The multi-billion project is part of Denver’s “FasTracks” initiative, a sales tax imposed by voters in 2004. It is similar to Los Angeles’s 2008 “Measure R.” But unlike Measure R, FasTracks is entirely for public transportation expansion. All told, Denver, which has roughly one-fifth the population of Los Angeles, will build 122 miles of new train line. Los Angeles is building about 90 miles of new track.
Trains will take about 30 minutes from downtown Denver to the airport, with seven stops, at speeds near 80 mph—25 mph faster than Light Rail. Because the line will use standard, mainline equipment, there’s nothing to stop a future direct-to-the-airport Boulder service, or even a ski-train, from sharing the airport station, although Flynn said “we’re not currently planning that.”
Denver’s new line will use Korean-built Electric Multiple Unit trains (EMU). EMUs, larger cousins of Light Rail (LRT), are powered by overhead wire, third-rail, or both, and are used all over the world for commuter, subway and surface systems, including airport trains such as London’s Heathrow Express. They are used in the Western US too; in LA’s subway and on Bay Area Rapid Transit.
Currently, the closest Los Angeles has to an airport train is the Green Line LRT down the center of the Century Freeway. Its Aviation Station is 2.5 miles from LAX. The Crenshaw Light Rail project, currently in development, will get closer and might connect to the terminals, although it’s unclear when or how. If that happens, and Metro completes all its planned projects, it will take an hour to get to the airport from Union Station by rail, with 17 stops and a transfer at Exposition and Crenshaw.

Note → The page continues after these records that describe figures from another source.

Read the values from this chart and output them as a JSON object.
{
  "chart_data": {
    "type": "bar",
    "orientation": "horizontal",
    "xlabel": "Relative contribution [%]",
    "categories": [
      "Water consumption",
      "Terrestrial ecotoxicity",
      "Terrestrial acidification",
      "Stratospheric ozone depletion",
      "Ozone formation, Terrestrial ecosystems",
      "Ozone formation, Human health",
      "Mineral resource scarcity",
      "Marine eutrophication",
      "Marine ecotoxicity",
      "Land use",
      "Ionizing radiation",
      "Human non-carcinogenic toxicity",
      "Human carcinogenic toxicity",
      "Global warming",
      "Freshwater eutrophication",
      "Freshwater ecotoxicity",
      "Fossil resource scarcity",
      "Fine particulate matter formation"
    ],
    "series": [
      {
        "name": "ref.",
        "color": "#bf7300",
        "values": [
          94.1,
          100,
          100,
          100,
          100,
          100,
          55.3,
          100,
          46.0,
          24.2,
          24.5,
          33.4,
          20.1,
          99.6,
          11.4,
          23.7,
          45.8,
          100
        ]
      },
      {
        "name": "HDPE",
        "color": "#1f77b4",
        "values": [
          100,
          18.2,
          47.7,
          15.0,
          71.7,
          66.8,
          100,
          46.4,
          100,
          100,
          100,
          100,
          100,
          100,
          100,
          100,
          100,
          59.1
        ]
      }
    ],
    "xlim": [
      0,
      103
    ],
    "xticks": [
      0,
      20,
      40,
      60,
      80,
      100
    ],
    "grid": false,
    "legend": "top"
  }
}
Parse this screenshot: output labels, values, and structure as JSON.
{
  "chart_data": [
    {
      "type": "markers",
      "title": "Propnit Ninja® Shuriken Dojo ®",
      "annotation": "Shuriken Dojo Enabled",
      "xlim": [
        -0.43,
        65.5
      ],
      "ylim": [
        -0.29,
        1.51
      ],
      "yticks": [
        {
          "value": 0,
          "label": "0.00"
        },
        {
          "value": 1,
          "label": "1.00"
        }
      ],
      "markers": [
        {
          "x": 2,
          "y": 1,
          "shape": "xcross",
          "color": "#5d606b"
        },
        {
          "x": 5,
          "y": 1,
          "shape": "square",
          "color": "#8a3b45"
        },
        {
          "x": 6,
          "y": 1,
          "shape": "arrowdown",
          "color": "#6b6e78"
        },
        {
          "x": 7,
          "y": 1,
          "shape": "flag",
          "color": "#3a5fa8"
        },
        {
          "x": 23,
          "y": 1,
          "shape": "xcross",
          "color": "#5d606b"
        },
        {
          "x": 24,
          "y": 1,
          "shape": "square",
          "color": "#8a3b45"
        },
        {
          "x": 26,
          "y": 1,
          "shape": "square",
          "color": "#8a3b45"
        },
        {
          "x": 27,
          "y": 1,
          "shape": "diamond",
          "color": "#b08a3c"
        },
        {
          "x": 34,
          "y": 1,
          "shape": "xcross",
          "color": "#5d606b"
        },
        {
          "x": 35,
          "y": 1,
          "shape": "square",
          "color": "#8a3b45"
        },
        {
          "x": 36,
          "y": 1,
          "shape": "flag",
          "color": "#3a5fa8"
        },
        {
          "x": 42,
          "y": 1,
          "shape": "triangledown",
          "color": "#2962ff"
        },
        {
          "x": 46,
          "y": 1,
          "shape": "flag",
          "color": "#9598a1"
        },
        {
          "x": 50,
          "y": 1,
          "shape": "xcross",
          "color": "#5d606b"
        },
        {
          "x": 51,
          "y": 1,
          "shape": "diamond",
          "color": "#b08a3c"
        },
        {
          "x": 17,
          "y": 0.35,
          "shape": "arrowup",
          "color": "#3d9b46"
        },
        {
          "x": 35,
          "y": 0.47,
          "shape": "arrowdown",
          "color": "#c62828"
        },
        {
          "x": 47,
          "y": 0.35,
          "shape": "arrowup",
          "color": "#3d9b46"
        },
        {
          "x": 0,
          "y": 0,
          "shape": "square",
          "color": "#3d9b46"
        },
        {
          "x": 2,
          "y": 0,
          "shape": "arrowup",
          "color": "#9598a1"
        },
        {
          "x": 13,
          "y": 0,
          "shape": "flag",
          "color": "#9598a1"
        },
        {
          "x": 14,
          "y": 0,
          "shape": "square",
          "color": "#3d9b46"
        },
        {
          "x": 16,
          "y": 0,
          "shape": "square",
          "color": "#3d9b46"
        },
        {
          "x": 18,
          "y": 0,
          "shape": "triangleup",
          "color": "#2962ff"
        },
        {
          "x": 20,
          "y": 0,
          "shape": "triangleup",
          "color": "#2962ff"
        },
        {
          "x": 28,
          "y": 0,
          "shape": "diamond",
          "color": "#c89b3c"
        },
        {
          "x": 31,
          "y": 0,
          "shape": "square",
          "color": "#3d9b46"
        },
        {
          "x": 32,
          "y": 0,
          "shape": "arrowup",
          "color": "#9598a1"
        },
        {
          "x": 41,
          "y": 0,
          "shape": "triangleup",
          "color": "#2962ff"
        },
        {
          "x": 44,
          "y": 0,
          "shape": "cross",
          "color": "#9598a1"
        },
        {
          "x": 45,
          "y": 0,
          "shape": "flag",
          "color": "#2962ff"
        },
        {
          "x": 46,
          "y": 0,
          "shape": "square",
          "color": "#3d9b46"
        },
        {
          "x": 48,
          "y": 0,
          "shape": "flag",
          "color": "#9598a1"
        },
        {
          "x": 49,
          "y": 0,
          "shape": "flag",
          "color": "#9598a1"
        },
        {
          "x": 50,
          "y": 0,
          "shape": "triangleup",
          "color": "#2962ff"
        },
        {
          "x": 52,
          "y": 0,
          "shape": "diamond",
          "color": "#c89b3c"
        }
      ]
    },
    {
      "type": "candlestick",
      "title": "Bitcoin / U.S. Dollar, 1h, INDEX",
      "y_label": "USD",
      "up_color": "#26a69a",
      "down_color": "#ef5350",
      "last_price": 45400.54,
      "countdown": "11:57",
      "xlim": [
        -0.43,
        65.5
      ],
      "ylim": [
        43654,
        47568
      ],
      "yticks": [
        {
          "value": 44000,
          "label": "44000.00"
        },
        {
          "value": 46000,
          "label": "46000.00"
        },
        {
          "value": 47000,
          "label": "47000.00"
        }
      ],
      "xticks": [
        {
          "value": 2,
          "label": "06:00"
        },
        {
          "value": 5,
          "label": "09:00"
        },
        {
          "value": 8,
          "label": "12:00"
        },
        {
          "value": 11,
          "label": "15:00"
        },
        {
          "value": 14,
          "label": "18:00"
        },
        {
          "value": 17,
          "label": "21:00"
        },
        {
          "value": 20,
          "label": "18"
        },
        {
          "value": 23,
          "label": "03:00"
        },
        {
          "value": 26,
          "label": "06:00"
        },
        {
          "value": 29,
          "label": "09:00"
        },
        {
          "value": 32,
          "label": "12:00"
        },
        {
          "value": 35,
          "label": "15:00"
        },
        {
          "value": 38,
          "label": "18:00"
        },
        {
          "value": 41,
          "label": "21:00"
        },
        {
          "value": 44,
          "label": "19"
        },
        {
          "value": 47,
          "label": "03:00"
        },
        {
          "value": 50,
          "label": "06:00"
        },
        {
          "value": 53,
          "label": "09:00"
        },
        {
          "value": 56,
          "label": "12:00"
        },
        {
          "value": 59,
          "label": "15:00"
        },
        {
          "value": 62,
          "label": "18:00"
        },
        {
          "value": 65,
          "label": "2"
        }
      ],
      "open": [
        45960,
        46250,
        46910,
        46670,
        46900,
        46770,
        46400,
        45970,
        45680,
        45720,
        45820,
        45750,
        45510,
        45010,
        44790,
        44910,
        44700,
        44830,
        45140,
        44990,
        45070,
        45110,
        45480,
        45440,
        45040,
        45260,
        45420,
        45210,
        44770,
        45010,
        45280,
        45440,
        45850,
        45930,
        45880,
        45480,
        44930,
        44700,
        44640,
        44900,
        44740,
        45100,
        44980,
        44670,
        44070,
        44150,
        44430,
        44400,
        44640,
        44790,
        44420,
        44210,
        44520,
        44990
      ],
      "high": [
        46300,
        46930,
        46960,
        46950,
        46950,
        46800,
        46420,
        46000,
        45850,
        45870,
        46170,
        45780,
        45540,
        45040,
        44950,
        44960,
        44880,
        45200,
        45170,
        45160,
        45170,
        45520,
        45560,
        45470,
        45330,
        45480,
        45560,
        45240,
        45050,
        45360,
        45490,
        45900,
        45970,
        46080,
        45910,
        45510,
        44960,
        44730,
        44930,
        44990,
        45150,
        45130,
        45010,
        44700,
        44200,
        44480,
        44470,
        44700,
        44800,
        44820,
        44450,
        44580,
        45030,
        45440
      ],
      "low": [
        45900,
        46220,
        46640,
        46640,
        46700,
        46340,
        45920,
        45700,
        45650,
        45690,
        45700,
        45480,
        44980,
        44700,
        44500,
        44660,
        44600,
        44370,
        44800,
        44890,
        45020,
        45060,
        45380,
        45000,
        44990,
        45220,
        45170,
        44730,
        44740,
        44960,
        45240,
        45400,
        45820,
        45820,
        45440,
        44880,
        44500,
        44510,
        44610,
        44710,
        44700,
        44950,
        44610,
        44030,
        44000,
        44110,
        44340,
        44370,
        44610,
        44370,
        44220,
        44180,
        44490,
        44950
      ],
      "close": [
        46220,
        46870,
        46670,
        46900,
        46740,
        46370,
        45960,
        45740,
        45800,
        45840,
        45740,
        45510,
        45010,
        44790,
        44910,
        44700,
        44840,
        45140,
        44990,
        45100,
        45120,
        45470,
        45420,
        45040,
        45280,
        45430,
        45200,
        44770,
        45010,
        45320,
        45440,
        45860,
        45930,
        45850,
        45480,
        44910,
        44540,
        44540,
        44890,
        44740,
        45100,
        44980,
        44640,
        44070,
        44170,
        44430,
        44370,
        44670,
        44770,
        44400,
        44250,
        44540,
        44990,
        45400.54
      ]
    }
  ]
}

Meanwhile, anyone who knows LAX has probably noticed the old railway bridge over Century at Aviation, a mile east of the airport terminals. That is part of a County-owned ROW called the “Harbor Subdivision.” This freight spur runs directly to Union Station. The line could be brought into passenger service for a tiny fraction of what Metro spends on other projects. Using Denver’s meat-and-potatoes approach, it would take 20 minutes for a train to get from Union Station to LAX using this alignment. But it’s not going to happen; five miles of the Harbor Subdivision’s 15-mile route between LAX and Union Station will be torn out for the Crenshaw Line. And since LRT and mainline rail are incompatible, that kills the option for a direct, LAX-to-Union Station train on existing infrastructure.
The Crenshaw line will cost $1.72 billion for 8.5 miles of transit. The Denver East Rail project, which includes new tracks, flyovers, stations and some new alignment, is 23 miles and will cost $1 billion. The airport train project required the cooperation of multiple cities, the airport authority, the Union Pacific Railroad, and other agencies. One complex portion, near Denver’s downtown core, required bypassing a freight yard and skirting a historic neighborhood. “But they found ways to work together,” explained Flynn.
Meanwhile, outside Denver Airport, the prairie dogs dove into their burrows as a yellow machine tamped gravel between the cross-ties of the new tracks. Trains will whisk people to downtown Denver starting in 2016. The Crenshaw Line, still without a direct LAX connection, opens three years after that.